Executed in 293.99 millis fish external usr time 211.43 millis 83.00 micros 211.35 millis sys time 81.30 millis 533.00 micros 80.77 millis


* writing to sqlite in load step  (0:22/3:51)- sounds like other people have encountered this, and we might be able to bypass pandas for some speed too: https://stackoverflow.com/questions/51602216/speeding-up-performance-when-writing-from-pandas-to-sqlite
zaneselvans commented 1 year ago

read_excel is indeed horrendously slow, and right now we are reading in a bunch of Excel files serially, when we could be reading them all in parallel. This wouldn't speed up the fast ETL (since it's just looking at a single year) but for the full ETL (which reads in 20 years i.e. 20 spreadsheets) it could make a big difference.

The pandas infrastructure for reading Excel had some big changes last year, and xlrd no longer works except for the case of old Excel file formats that aren't supported by openpyxl at all.

I think converting the spreadsheets to CSVs is probably a recipe for pain. It would only be advantageous if we then stored and referred back to the CSVs rather than starting from the original data, and every format transformation seems to come with its own data type and structural headaches.

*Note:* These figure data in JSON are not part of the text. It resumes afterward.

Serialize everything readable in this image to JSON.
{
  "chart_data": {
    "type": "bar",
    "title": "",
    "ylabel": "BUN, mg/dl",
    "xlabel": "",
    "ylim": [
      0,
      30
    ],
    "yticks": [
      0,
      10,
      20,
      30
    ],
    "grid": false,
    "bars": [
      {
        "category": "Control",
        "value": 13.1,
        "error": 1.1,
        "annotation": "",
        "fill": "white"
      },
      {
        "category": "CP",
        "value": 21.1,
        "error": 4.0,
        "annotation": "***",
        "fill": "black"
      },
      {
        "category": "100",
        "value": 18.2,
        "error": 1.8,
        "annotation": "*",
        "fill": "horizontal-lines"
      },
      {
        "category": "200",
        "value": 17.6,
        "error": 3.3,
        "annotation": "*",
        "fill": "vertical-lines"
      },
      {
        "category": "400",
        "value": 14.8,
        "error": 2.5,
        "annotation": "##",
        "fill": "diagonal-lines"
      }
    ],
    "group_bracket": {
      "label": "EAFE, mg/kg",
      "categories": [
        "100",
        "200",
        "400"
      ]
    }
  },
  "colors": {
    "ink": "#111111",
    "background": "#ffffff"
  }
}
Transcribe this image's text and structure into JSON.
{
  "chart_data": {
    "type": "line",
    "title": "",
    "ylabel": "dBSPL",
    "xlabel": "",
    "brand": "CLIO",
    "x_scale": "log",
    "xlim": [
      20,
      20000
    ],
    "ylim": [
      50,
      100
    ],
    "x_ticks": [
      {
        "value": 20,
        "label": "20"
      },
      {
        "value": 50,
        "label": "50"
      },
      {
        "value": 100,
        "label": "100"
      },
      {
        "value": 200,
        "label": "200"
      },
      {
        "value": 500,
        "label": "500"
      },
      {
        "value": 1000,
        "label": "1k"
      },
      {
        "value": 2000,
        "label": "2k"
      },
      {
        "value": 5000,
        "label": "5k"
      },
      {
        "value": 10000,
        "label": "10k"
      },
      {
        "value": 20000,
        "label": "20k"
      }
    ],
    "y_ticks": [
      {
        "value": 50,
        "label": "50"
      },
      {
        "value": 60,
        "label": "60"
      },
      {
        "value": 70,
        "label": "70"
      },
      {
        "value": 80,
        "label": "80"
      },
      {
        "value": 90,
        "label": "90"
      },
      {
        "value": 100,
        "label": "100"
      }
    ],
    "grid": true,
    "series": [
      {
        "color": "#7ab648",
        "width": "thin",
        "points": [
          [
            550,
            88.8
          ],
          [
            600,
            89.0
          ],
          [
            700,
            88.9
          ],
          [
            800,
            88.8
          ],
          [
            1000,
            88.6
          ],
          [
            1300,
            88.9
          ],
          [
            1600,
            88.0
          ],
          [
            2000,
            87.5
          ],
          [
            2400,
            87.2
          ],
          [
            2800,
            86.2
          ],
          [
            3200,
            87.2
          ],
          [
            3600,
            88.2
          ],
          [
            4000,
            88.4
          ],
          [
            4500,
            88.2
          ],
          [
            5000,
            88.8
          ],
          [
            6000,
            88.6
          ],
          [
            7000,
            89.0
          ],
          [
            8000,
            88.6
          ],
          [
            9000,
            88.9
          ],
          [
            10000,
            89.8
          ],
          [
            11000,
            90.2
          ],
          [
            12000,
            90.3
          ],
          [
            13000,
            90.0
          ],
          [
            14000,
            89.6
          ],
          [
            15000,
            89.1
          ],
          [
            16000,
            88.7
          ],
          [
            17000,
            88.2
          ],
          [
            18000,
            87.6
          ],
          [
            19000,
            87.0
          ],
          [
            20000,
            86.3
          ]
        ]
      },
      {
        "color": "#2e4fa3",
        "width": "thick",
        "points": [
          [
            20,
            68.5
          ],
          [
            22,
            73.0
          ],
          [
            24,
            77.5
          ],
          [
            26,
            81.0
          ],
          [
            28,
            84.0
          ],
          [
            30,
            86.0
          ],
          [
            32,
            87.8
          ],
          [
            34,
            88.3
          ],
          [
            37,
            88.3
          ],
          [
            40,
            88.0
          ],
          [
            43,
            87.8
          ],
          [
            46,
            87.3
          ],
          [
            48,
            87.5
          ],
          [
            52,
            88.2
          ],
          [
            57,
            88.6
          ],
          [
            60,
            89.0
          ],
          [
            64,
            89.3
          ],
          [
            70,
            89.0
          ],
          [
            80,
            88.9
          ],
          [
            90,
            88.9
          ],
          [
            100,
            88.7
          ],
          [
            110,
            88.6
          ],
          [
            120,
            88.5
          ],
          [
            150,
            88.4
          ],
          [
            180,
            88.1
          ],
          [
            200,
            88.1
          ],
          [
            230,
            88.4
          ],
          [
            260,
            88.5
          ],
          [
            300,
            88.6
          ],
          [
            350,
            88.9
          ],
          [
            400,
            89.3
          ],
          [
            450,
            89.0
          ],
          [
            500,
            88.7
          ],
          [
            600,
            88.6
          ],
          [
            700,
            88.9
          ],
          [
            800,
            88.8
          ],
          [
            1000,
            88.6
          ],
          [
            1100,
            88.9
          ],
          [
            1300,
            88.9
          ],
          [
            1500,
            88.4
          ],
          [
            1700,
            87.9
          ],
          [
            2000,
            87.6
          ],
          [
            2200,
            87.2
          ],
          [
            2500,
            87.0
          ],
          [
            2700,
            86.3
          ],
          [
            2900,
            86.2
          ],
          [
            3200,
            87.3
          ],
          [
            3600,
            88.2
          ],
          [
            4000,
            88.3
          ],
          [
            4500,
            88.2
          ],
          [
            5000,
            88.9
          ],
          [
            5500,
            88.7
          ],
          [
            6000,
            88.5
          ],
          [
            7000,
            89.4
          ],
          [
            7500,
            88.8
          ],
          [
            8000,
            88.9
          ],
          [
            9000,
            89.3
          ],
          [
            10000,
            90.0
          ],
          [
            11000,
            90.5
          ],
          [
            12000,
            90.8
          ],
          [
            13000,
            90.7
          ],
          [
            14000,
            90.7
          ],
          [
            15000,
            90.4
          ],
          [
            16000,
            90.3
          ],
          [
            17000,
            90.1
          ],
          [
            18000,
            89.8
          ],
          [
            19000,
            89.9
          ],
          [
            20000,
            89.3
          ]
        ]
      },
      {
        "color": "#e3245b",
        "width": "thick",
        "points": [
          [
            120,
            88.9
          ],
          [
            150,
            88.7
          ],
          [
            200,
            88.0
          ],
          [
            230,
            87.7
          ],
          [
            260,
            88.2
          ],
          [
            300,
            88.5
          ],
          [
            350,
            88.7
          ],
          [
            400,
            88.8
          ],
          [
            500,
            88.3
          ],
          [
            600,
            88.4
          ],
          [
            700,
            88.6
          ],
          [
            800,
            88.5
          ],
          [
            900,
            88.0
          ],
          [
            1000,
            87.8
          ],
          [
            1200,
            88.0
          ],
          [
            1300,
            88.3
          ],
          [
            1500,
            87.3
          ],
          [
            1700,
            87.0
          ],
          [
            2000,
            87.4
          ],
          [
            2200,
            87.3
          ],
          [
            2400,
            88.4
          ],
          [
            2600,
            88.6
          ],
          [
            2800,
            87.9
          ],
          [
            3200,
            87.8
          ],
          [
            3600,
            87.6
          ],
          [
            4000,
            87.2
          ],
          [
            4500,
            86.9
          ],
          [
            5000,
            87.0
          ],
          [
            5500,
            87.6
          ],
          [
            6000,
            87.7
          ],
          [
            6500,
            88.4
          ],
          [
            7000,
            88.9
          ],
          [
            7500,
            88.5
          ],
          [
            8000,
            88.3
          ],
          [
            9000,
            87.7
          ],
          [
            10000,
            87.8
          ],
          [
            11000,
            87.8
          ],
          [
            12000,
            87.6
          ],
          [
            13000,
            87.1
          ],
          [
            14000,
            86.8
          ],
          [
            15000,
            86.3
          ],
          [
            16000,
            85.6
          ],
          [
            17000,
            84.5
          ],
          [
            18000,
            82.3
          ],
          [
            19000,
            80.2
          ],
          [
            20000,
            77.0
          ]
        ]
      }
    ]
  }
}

When we're using Dagster, in theory it will be possible to start the pipeline over from intermediate steps, so the first extracted dataframes rather than going all the way back to the spreadsheets, but @bendnorman would know better whether that is going to actually be helpful for us. Probably not in a CI context I'd guess.

It looks like there's a thin python wrapper for ripgrep.

The ETL that happens in the CI isn't so bad. The real timesuck is all of the output & analysis functions, which in many cases are doing SQL-ish things but in pandas. I'm curious to see how much time we save by switching to using database views instead, and also storing the more complex analysis outputs in the DB directly. Some of them get regenerated multiple times in the course of the CI now, and if they were in effect cached in the DB when they're first generated, they would just be reused directly when some other output depends on them downstream.

bendnorman commented 1 year ago

I agree with everything Zane flagged here.

read_excel seems like it will forever be very slow. With dagster we'll be able to run portions of the ETL that are downstream of the the read_excel steps during development. The data will be loaded from a pickle file or a database. We might be able to set up our DAG so portitions of it are run based on code changes and data freshness which would allow us to occasionally skip the read_excel step in our CI/CD. I'd need to look into this more though.

I'm pretty sure there are some looong running functions in the output and analysis modules though I haven't profiled them. Database views might speed up the validation tests.